Text Replacement
Replacing text is the most common thing you'll do in Thymeleaf. Let's look at how to display data, handle HTML safely, and combine text.
th:text
The th:text attribute replaces the inner HTML of an element with the value of an expression. It escapes HTML characters by default to prevent XSS attacks.
<p th:text="${userMessage}">Default message</p>
If userMessage is "Hello <b>World</b>", the output will show the angle brackets literally, not as bold text. That's the safety feature at work.

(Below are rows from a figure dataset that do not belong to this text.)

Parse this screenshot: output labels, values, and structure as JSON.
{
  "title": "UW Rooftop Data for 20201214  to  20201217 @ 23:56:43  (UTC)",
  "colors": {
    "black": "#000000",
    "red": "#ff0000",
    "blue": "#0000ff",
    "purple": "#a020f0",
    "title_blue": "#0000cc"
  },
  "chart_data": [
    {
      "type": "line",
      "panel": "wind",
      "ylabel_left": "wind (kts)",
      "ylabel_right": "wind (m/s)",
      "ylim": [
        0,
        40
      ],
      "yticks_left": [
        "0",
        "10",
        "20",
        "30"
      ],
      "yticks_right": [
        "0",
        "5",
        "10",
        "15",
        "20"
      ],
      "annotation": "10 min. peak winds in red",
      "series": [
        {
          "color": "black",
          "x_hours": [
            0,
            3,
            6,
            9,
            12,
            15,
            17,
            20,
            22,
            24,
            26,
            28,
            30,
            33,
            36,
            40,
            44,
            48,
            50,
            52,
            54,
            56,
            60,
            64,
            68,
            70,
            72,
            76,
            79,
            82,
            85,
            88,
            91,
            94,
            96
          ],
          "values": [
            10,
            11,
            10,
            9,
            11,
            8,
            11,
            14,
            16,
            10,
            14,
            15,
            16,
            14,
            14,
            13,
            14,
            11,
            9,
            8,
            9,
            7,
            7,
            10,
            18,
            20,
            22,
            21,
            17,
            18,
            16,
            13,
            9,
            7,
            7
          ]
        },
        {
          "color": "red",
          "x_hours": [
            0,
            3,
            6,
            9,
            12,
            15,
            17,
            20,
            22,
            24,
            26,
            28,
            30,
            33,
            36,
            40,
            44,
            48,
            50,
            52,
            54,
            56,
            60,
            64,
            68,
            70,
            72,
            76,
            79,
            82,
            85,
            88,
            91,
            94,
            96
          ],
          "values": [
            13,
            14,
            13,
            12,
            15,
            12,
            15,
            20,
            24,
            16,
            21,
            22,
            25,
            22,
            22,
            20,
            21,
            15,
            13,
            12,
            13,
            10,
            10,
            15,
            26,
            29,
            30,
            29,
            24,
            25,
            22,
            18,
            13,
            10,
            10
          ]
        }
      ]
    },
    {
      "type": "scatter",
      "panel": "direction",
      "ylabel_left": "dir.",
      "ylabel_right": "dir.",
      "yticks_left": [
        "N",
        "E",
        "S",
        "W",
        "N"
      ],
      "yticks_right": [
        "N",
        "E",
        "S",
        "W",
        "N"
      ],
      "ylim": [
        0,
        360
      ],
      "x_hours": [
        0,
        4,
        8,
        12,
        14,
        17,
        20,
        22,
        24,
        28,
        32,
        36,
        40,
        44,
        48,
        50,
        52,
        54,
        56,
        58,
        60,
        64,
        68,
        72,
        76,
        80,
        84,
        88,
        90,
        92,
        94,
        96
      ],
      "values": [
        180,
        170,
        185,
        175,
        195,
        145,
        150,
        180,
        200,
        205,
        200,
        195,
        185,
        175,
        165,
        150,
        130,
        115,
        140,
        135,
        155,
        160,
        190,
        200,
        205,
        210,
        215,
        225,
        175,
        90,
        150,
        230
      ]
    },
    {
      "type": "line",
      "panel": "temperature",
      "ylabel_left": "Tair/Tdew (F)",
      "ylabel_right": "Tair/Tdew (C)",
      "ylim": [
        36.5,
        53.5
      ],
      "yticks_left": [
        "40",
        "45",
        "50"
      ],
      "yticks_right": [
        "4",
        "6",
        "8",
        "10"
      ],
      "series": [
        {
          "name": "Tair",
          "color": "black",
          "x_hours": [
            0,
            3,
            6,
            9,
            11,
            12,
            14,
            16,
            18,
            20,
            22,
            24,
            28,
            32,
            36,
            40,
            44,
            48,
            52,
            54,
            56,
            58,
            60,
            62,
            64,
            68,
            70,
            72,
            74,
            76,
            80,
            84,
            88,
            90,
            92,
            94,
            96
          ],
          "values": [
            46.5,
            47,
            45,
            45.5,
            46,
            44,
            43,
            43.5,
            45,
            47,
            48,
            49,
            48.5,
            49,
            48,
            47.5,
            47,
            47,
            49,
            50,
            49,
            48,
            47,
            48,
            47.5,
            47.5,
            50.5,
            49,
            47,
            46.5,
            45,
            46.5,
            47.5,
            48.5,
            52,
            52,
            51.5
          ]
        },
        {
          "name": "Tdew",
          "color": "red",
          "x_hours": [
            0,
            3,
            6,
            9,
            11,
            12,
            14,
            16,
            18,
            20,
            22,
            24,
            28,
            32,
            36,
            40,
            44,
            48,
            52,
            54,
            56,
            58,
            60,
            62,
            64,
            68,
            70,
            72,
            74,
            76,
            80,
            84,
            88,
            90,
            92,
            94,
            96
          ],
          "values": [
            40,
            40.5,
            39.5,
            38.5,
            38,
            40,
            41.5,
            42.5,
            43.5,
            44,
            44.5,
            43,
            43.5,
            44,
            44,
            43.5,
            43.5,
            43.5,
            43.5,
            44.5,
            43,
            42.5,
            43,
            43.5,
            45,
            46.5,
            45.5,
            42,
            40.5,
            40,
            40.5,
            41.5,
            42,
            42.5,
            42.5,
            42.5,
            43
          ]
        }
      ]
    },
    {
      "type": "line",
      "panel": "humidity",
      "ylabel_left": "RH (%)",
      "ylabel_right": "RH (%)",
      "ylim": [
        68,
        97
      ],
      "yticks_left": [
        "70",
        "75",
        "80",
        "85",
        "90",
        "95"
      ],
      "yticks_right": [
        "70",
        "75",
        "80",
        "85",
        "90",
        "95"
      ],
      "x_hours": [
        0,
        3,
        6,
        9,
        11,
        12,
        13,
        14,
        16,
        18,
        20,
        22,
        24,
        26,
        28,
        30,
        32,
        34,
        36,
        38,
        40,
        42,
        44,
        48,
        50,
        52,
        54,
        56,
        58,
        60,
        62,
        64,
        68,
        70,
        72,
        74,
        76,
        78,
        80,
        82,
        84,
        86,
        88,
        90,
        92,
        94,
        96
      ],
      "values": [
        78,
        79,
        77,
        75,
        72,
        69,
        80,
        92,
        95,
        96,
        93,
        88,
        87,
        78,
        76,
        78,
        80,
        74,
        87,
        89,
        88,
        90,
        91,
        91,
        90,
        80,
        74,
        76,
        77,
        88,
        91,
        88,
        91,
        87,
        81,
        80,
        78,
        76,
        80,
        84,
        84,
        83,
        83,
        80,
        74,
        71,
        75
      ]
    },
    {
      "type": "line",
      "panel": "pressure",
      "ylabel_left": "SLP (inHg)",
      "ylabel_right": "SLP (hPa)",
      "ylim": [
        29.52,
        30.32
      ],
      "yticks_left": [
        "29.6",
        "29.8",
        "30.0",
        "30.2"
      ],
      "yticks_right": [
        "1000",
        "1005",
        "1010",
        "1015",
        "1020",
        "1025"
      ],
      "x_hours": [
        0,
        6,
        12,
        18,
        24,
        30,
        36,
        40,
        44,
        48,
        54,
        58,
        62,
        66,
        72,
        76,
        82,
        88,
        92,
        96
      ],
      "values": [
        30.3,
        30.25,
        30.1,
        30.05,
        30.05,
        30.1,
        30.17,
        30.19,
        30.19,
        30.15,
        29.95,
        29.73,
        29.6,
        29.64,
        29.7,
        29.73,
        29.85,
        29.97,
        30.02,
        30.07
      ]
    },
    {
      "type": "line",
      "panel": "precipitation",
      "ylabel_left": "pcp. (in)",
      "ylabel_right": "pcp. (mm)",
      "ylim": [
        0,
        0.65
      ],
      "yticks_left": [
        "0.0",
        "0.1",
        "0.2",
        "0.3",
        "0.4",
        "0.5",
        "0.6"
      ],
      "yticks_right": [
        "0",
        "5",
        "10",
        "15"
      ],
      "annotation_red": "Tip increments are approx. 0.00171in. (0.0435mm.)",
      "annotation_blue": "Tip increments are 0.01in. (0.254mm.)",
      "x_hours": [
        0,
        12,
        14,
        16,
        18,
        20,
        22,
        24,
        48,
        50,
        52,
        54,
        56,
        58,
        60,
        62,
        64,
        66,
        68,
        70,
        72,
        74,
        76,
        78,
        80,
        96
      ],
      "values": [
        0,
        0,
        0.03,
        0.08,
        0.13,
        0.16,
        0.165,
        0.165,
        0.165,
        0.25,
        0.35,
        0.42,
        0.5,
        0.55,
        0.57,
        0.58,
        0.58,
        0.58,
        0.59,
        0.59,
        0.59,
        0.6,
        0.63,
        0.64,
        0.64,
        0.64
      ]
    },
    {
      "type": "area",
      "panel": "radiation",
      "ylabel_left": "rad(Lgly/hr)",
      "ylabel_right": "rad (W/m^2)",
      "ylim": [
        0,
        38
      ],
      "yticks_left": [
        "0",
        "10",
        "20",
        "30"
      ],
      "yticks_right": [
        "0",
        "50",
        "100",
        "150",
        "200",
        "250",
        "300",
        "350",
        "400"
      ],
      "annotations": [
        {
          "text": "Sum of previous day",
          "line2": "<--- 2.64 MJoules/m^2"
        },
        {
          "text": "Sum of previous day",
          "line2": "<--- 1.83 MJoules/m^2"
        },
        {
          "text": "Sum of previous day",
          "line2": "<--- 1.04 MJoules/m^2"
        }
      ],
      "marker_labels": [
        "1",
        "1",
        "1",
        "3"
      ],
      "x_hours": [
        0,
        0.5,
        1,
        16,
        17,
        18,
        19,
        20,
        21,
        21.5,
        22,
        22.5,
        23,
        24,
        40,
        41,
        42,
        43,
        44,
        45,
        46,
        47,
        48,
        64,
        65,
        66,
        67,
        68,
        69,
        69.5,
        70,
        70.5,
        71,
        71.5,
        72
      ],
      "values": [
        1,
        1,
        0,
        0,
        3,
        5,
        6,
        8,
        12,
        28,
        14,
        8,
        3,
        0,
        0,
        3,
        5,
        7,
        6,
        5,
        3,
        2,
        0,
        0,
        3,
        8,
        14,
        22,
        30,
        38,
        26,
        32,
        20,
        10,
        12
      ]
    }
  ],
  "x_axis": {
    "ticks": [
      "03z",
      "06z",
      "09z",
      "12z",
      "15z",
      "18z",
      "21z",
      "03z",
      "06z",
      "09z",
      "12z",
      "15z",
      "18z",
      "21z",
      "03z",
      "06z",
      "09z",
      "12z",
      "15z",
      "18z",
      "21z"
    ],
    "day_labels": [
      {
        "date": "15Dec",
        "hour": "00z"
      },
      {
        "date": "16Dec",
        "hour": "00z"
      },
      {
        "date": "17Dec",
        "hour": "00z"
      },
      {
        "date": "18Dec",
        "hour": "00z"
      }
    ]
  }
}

th:utext for Unescaped HTML
Sometimes you actually want to render HTML. Use th:utext (unescaped text) for that. Be careful — only use it with content you trust.
<p th:utext="${safeHtml}">HTML content here</p>
Now if safeHtml contains "Hello <b>World</b>", the browser will render "Hello" in bold. Use th:utext wisely.
Template Literals
Need to combine text with variables? Use the pipe syntax. It's cleaner than string concatenation.
<p th:text="|Hello, ${name}! Welcome to our site.|"></p>
<p th:text="|You have ${count} new messages.|"></p>
The |...| syntax lets you mix static text and expressions without messy quotes. It's one of Thymeleaf's nicest features.
Text Concatenation
You can also use the + operator to combine strings, though the pipe syntax is usually cleaner.
<p th:text="'Hello, ' + ${name} + '!'></p>
<p th:text="'Total: $' + ${price}"></p>
Notice the single quotes around static text. That's required in Thymeleaf expressions. Without them, Thymeleaf treats the text as a variable name.